A Journey Along the ImageNet Leaderboard: Transformers
This post is the first of a (planned) series that looks at the papers from the ImageNet leaderboard. As the top places are occupied by Transformers and EfficientNets, we will start our exploration with the 17th place – An Image is Worth 16x16 Words: Transformers for Image Recognition at Scale – the first paper on visual transformers.
Why is this paper important?
We thought that CNNs were successful in computer vision tasks because the model architecture encoded essential properties such as locality and translation-invariance. This seems not to be the case. A visual transformer breaks the image up in patches, flattens them and then treats each patch as a vector of numbers without any a priori knowledge of spatial structure. The trade-off is that more training data is needed—the models are trained on the JFT-300 dataset, consisting of 300M images. It is another example of Sutton’s Bitter Lesson showing that more general methods together with computation and data outperform more specialised and more hand-crafted methods. In the authors’ own words
This result reinforces the intuition that the convolutional inductive bias is useful for smaller datasets, but for larger ones, learning the relevant patterns directly from data is sufficient, even beneficial.

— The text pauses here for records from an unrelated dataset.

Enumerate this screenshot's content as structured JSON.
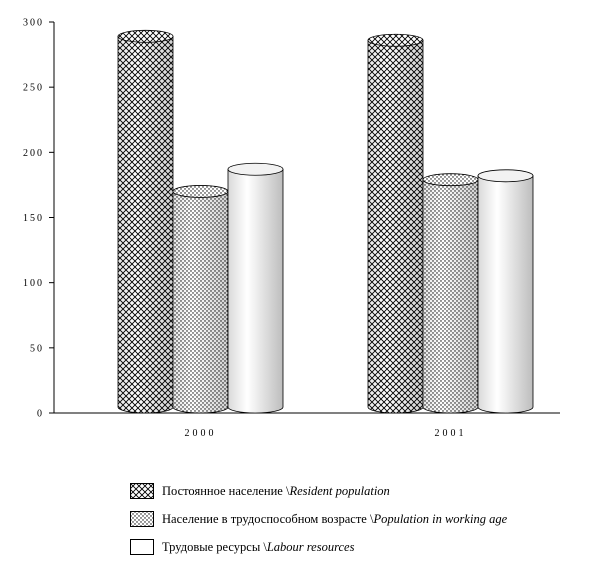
{
  "chart_data": {
    "type": "bar",
    "title": "",
    "xlabel": "",
    "ylabel": "",
    "ylim": [
      0,
      300
    ],
    "yticks": [
      0,
      50,
      100,
      150,
      200,
      250,
      300
    ],
    "categories": [
      "2000",
      "2001"
    ],
    "grid": false,
    "legend_position": "bottom",
    "series": [
      {
        "name_ru": "Постоянное население \\",
        "name_en": "Resident population",
        "pattern": "crosshatch",
        "values": [
          289,
          286
        ]
      },
      {
        "name_ru": "Население в трудоспособном возрасте \\",
        "name_en": "Population in working age",
        "pattern": "dots",
        "values": [
          170,
          179
        ]
      },
      {
        "name_ru": "Трудовые ресурсы \\",
        "name_en": "Labour resources",
        "pattern": "plain",
        "values": [
          187,
          182
        ]
      }
    ]
  }
}
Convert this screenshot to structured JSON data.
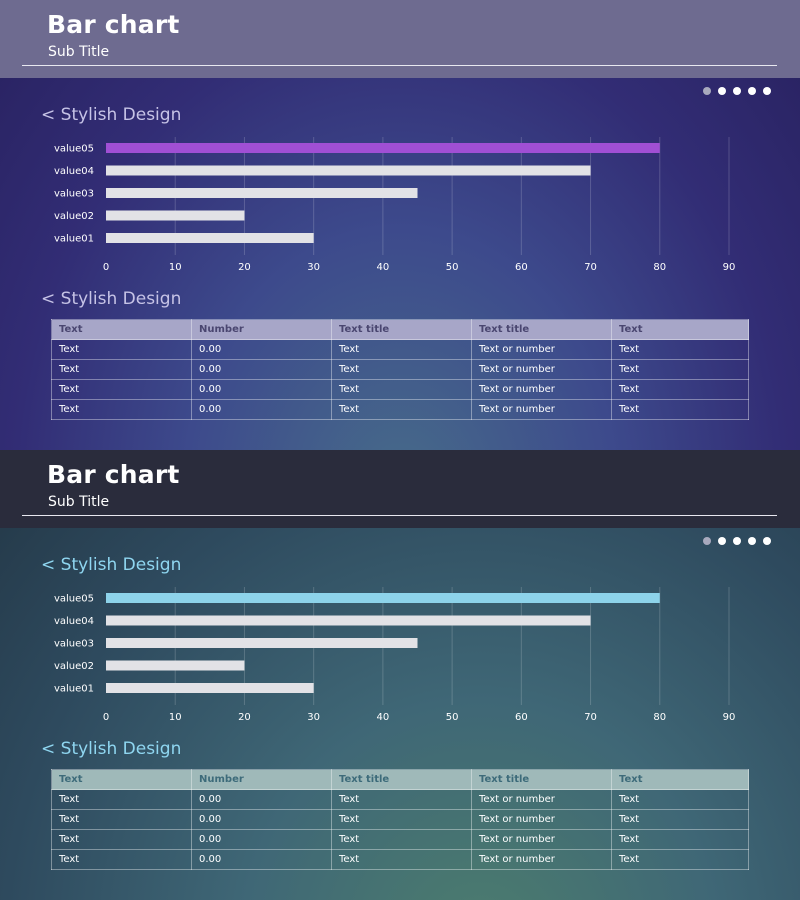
{
  "panels": [
    {
      "title": "Bar chart",
      "subtitle": "Sub Title",
      "chart_heading": "< Stylish Design",
      "table_heading": "< Stylish Design",
      "highlight_color": "#a04fd4",
      "bar_color": "#e2e2e6"
    },
    {
      "title": "Bar chart",
      "subtitle": "Sub Title",
      "chart_heading": "< Stylish Design",
      "table_heading": "< Stylish Design",
      "highlight_color": "#8dd3ea",
      "bar_color": "#e2e2e6"
    }
  ],
  "pagination": {
    "total": 5,
    "active_index": 0
  },
  "chart_data": [
    {
      "type": "bar",
      "orientation": "horizontal",
      "categories": [
        "value05",
        "value04",
        "value03",
        "value02",
        "value01"
      ],
      "values": [
        80,
        70,
        45,
        20,
        30
      ],
      "highlight_category": "value05",
      "xlim": [
        0,
        90
      ],
      "xticks": [
        0,
        10,
        20,
        30,
        40,
        50,
        60,
        70,
        80,
        90
      ],
      "grid": true,
      "title": "",
      "xlabel": "",
      "ylabel": ""
    },
    {
      "type": "bar",
      "orientation": "horizontal",
      "categories": [
        "value05",
        "value04",
        "value03",
        "value02",
        "value01"
      ],
      "values": [
        80,
        70,
        45,
        20,
        30
      ],
      "highlight_category": "value05",
      "xlim": [
        0,
        90
      ],
      "xticks": [
        0,
        10,
        20,
        30,
        40,
        50,
        60,
        70,
        80,
        90
      ],
      "grid": true,
      "title": "",
      "xlabel": "",
      "ylabel": ""
    }
  ],
  "table": {
    "headers": [
      "Text",
      "Number",
      "Text title",
      "Text title",
      "Text"
    ],
    "rows": [
      [
        "Text",
        "0.00",
        "Text",
        "Text or number",
        "Text"
      ],
      [
        "Text",
        "0.00",
        "Text",
        "Text or number",
        "Text"
      ],
      [
        "Text",
        "0.00",
        "Text",
        "Text or number",
        "Text"
      ],
      [
        "Text",
        "0.00",
        "Text",
        "Text or number",
        "Text"
      ]
    ]
  }
}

What is a visual transformer?
The transformer architecture was first proposed for NLP in the paper Attention Is All You Need. This paper uses the least amount of modifications to apply the architecture to image classification. A 2D image with \(224 \times 224 \times 3\) pixels is split into \(14^2\) patches of size \(16 \times 16 \times 3\) and represented as \(x_p \in \mathbb R^{196 \times 768}\), a sequence of 196 tokens of dimension 768. Next, each token is mapped via a learnable linear projection from \(\mathbb R^{768}\) to \(\mathbb R^D\). The latent vector size \(D\) will stay constant throughout the transformer layers. Values used for \(D\) in this paper are \(768\), \(1024\) and \(1280\). We prepend one more token, \(x_{\mathrm{class}}\), which will, at the output of the network, serve as the image representation and we add a learnable positional embedding, so the final representation is \(z_0 \in \mathbb R^{(N+1) \cdot D}\) with \(N=196\). This is summarized by the formula
\[z_0 = [x_{\mathrm{class}}; x^1_p E; \dots; x^N_p E] + E_{\mathrm{pos}}\,,\]where \(x_{\mathrm{class}} \in \mathbb R^D\), \(E \in \mathbb R^{768 \times D}\) and \(E_{\mathrm{pos}} \in \mathbb R^{(N+1) \cdot D}\) are learnable parameters.
The embeddings are now mapped by \(L\) transformer layers, each of which consists of a multi-head attention block, followed by a multi-layer perceptron (MLP), i.e., two dense layers with a GELU non-linearity in-between. Layernorm is used as the normalization layer. While a visual transformer has less inductive bias than a CNN, it is not completely bias-free. By splitting the image into connected patches locality is to some extent preserved. And the positional encoding preserves some large-scale information about the relative position of patches. In fact, the image below shows that the transformer learns the 2D structure of patches in the positional encoding.
A visual transformer may appear similar to a visual bag of words model, such as BagNet. However, while the MLP layers act on each patch independently, the attention blocks model interactions between patches. This is contrast to bag of words models, which treat patches independent of each other.
Some training details
The models are trained with the Adam optimizer and a large batch size of 4096. The weight decay at 0.1 is surprisingly large, this apparently helps with transfer learning afterwards. An exponential moving average with weight 0.9999 over trainable parameters is used for the final inference model (Polyak averaging).
How big are these models?
There are different ways to quantify the size of a model: number of parameters, inference speed, number of FLOPS for inference, memory consumption. Unfortunately, the authors only provide inference speed on the TPUv3 architecture and they don’t provide the number of FLOPS. It is of course true that other factors, such as memory access speed and caching, besides the number of FLOPS influence inference speed. However, the number of FLOPS does provide some idea, how different model types compare. So, I wrote a notebook to estimate the number of FLOPS for the vision transformer models of this paper.
#Parameters | #FLOPS | TPUv3 inference (img/sec) | |
---|---|---|---|
EfficientNet-B0 | 5.3M | 0.4B | |
EfficientNet-B7 | 66M | 37B | |
ViT-B/16 | 86M | 35.2B | 900 |
ViT-L/16 | 307M | 123.2B | 300 |
ViT-H/14 | 632M | 334.8B | 90 |
The models are big… No surprise there. The question is, how fast is inference on CPUs? Can we expect to see vision transformer models used for applications such as face recognition?